Friday, 09/23/2016 1:09:34 PM

Friday, September 23, 2016 1:09:34 PM

Post# of 151628

What is the value Intel can bring to a low ASP commodity that is
sold in thousands of highly customized variants?


Scale, basically. Intel is also the only one in the mobile market who can develop really differentiated products instead foranother me-too ARM SoC.

Volume is crucial for Intel's fabs, which are not fully utilized by its PC and server processors. With every node shrink, things will get worse for them. Capacity will increase while costs explode but Intel's core market, in terms of chips/wafer output needed, will stay as small as it is (shrinking with PCs, increasing with servers).

Intel needs the volume and it needs it bad. Mobile chips, if done right (high level of integration, high performance aiming for higher end of market), still offer a better margin than just doing foundry business. Memory is (very) high volume too, but lower margins and it needs different equipment.

Intel's priority therefore should be:

1. Server (highest margin)
2. PC (high margin)
3. Mobile (medium margin)
4. Foundry (lower margin)
5 Memory (lowest margin)

In my opinion, Intel needs, in order to stay at the top of the semiconductor business and compete against companies like Samsung, to touch all of those areas, where mobile is one of the more important ones.

Intel failed horribly so far, where others succeeded. That's a fact.
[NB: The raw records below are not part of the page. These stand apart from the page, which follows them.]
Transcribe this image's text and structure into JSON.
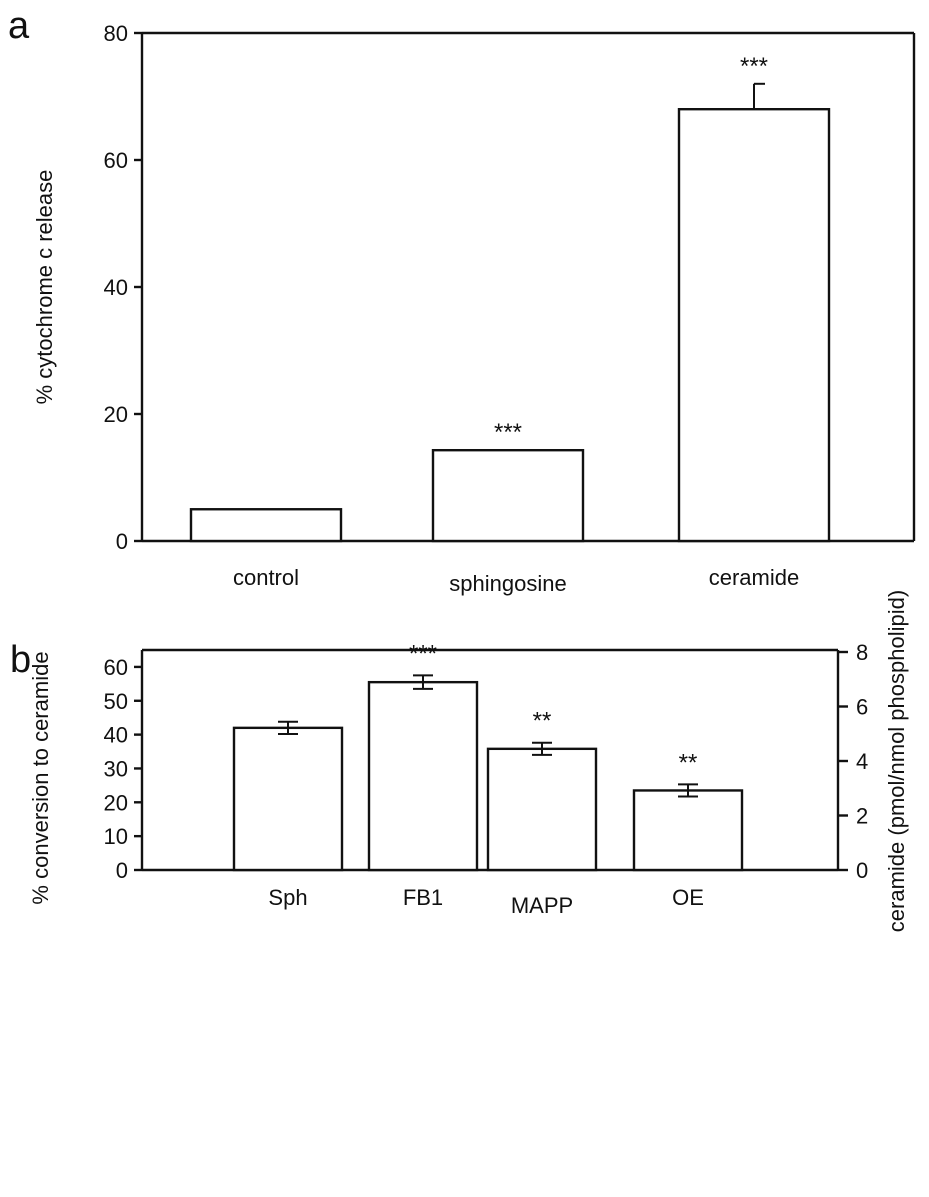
{
  "chart_data": [
    {
      "panel": "a",
      "type": "bar",
      "categories": [
        "control",
        "sphingosine",
        "ceramide"
      ],
      "values": [
        5,
        14.3,
        68
      ],
      "errors": [
        0,
        0,
        4
      ],
      "significance": [
        "",
        "***",
        "***"
      ],
      "ylabel": "% cytochrome c release",
      "ylim": [
        0,
        80
      ],
      "yticks": [
        0,
        20,
        40,
        60,
        80
      ],
      "grid": false,
      "colors": {
        "bar_fill": "#ffffff",
        "stroke": "#111111"
      }
    },
    {
      "panel": "b",
      "type": "bar",
      "categories": [
        "Sph",
        "FB1",
        "MAPP",
        "OE"
      ],
      "values": [
        42,
        55.5,
        35.8,
        23.5
      ],
      "errors": [
        1.8,
        2.0,
        1.8,
        1.8
      ],
      "significance": [
        "",
        "***",
        "**",
        "**"
      ],
      "ylabel": "% conversion to ceramide",
      "ylim": [
        0,
        65
      ],
      "yticks": [
        0,
        10,
        20,
        30,
        40,
        50,
        60
      ],
      "y2label": "ceramide (pmol/nmol phospholipid)",
      "y2lim": [
        0,
        8
      ],
      "y2ticks": [
        0,
        2,
        4,
        6,
        8
      ],
      "grid": false,
      "colors": {
        "bar_fill": "#ffffff",
        "stroke": "#111111"
      }
    }
  ]
}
Regarding XScale - I don't think it was such an economic failure. It was actually quite a successful platform in Windows Mobile devices, which were kind of the predecessors of todays smartphones (capable OS, awful usability). Most of them had an XScale chip inside and volume was growing strongly.

I believe the decision to drop XScale was a strategical one as Intel did in fact see the potential of this market with XScale, but they wanted their own instruction set to own it. The decision was right, the execution wasn't. Intel basically failed in developing a single competitive mobile platform in more than 10 years.

There is one additional thing about the importance of success with x86 in mobile: The ecosystem developing from mobile is huge, It is getting bigger than that used in the x86 space. That's a problem for Intel since it can't dominate the market in the future as it did in the past. Intel's economic success was tightly related to the success and domination of x86. This is about to change.